Posted on November 9, 2017

About a year ago, I wrote how useful the Apple watch was for me, but one problem still was unless I used my mess of cables hack I couldn’t get VoiceOver from both my iPhone and watch simultaneously.
The Aftershokz headphone company released their Trekz-Titanium model in early 2016 and many people in the blind community were excited because they claimed the titaniums had Bluetooth Multipoint. They did, but after 1-2 hours of trying to get it working I gave up in frustration.

Then the Apple AirPods came out and I was hoping they could do the trick, but no, the user has to switch between devices; they won’t do it automatically.
Then my friend Hai Nguyen Ly who introduced me to bone conduction headphones 4+ years ago said in passing last month, that he’d gotten them working in Multipoint with both his iPhone and Apple watch, so I decided to reexamine the challenge, and this time was successful within about 30 minutes.

Here are the steps to do it, this works for both the Aftershokz Trex Titanium, and Trekz-air models; hopefully they make sense.

1. first you have to reset the headset, Turn off the headset before beginning to reset it.

2. Enter pairing mode by turning on the headset and holding the volume up button for 5-7 seconds.
You will hear the Audrey Says™ voice say “Welcome to Trex Titanium, and then shortly after, “pairing”. The LED will flash red and blue.
Audrey will say Trex-air if you have that model instead.

3. Then press and hold all 3 buttons on the headset for 3-5 seconds. You will hear a low pitched double beep, or feel vibrations.

4. Turn the headset back off.

5. Enter pairing mode again by pressing and holding the volume up-power on button. Audrey will first say “Welcome to Trex Titanium” and then “pairing.” The LED will flash red and blue.

6. Continue to press-hold the volume up button while then simultaneously also pressing and holding the triangular multi-function button on the left. after about 3 more seconds Audrey will say Multipoint enabled.

7. In your first device’s Bluetooth settings, select your Trekz model.
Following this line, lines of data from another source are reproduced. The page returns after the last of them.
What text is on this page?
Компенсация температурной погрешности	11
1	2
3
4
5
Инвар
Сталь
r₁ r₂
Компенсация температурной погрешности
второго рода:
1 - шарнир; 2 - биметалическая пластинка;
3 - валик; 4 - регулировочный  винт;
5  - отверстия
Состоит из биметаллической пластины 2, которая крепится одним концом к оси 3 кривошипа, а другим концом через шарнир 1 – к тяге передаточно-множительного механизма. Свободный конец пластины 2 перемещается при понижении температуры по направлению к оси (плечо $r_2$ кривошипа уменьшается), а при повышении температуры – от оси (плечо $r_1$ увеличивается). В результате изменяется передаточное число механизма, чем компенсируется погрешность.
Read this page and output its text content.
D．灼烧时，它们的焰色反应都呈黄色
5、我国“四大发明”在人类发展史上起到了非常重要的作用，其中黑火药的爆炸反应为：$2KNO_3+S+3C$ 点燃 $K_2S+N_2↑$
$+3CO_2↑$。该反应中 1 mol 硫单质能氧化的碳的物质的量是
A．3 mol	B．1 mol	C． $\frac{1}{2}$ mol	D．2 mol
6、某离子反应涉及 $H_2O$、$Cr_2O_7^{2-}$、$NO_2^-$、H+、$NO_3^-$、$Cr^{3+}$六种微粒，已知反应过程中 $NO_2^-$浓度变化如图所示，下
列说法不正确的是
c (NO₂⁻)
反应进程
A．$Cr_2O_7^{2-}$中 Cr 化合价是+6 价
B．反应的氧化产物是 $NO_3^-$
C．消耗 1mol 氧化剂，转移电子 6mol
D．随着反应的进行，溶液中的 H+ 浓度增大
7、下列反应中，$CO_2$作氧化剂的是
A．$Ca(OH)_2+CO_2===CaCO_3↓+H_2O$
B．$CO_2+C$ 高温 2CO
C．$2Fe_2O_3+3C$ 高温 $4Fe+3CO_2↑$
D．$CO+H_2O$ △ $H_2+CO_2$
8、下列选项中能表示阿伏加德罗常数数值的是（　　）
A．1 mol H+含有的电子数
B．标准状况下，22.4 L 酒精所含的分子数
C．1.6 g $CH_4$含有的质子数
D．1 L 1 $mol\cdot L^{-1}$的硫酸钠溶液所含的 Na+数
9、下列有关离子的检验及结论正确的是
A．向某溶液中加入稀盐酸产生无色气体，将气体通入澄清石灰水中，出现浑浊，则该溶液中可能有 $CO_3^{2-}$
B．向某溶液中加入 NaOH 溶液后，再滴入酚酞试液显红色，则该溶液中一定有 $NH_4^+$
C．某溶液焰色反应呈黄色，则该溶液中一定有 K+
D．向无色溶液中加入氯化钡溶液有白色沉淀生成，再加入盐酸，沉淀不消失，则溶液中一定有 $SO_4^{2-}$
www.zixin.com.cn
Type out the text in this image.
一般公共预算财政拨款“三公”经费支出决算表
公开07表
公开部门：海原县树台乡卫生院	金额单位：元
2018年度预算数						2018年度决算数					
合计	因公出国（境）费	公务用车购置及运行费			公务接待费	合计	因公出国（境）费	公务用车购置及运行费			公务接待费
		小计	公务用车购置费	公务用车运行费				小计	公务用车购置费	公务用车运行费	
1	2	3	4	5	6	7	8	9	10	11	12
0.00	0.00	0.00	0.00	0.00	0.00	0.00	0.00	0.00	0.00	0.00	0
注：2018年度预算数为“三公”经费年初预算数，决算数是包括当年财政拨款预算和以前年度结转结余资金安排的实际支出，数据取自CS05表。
Audrey will say “Connected.”

8. Turn the headset off.

9. Reenter pairing mode again by pressing and holding the volume up-power on button. Audrey will first say “Welcome to Trex Titanium” and then “pairing.” The LED will flash red and blue.
10. In your second device’s Bluetooth settings, select your Trekz model. Audrey will say “Connected” or “Device 2 Connected.”
11. Turn the headset off.

The next time you turn your Trex headset on it will connect to both devices. It works pretty well, though here are some things I’ve noticed.

If I move out of range of one of the connected devices and then move back into range, the device doesn’t always reconnect. Turning the headset off and back on reconnects both again.

I said Multipoint lets you connect 2 devices simultaneously but that doesn’t mean you can hear audio from both simultaneously. only one at a time. This means if I’m playing a podcast on my iPhone, I won’t hear anything from my Apple watch; that has already bit me a few times. if I pause the podcast on the phone, audio from the watch will start playing in about 2 seconds.
Beyond that, using Multipoint is still quite useful. I can use either device in a meeting, concert, or at church. I can also use either device while traveling in loud situations like around heavy traffic. I can also use the watch in situations where the watch’s built-in speaker would be too quiet to hear. Even with the limitations I’ve mentioned , I think you’ll still find using your Aftershokz with Multipoint a productivity boost.
Oh, my mess of cables hack is still useful if I want to hear more than 2 devices; and with that solution, the audio really is simultaneous.